Le réalisateur a toujours l'interdiction de donner des interviews, ce qu'il a cependant continué à faire. En 2016, le centre Pompidou et le festival d'Automne avaient organisé une rétrospective de sa filmographie.
A cette occasion, Jafar Panahi avait accordé, le 25 avril 2016, un entretien au journaliste Jean-Michel Frodon dans son appartement de Téhéran. Au cours de l'interview, le cinéaste lui avait alors confirmé poursuivre son travail malgré les interdictions :
«J'attends tous les jours qu'on réduise ma peine et que je puisse enfin travailler en toute sérénité. Et comme je constate qu'ils ne bougent pas, je suis obligé de faire des films dans la clandestinité.»

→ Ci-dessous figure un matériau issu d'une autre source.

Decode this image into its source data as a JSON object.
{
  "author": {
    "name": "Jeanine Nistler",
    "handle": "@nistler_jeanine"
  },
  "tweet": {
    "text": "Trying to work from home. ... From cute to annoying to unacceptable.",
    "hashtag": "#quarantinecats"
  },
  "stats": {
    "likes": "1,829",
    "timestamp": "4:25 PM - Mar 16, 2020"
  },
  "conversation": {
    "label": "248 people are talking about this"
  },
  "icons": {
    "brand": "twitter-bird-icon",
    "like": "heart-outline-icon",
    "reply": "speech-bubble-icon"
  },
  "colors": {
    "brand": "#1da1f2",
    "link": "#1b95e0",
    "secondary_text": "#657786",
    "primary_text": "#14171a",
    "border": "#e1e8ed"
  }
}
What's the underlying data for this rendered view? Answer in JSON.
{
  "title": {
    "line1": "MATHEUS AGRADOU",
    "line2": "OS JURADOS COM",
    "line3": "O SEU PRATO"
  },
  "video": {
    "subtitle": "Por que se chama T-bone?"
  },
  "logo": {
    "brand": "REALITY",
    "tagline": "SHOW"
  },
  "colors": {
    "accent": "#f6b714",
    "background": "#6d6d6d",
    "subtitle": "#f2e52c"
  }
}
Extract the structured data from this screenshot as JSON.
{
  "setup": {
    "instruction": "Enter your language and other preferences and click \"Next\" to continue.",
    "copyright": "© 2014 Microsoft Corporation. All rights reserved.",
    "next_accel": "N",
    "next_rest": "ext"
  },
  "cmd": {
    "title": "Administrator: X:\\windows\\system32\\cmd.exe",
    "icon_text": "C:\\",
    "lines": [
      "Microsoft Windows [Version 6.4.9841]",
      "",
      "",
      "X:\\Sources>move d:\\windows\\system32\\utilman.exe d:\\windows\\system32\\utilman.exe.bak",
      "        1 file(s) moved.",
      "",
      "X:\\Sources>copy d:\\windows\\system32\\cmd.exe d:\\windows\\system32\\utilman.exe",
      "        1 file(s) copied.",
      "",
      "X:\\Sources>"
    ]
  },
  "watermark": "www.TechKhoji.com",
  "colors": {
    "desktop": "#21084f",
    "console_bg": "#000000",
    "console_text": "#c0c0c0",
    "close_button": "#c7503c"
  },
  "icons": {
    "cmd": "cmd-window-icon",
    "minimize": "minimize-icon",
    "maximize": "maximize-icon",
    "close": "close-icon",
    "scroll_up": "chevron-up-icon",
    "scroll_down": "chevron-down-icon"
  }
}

Après son arrestation en 2010, Jafar Panahi a réalisé trois films, Ceci n'est pas un film (2011), Pardé (2013), et Taxi Téhéran (2015). Depuis, le réalisateur s'est fait discret. Ce qui ne veut pas dire qu'il a cessé de travailler.
«Quelqu'un qui a sa situation en Iran ne pourra pas dire ce qu'il fait, sinon il se mettra en danger», rappelle à Checknews Asal Bagheri, sémiologue et spécialiste du cinéma iranien. Si Jafar Panahi réalise un autre film, celui-ci devra d'abord sortir du pays avant d'être rendu public.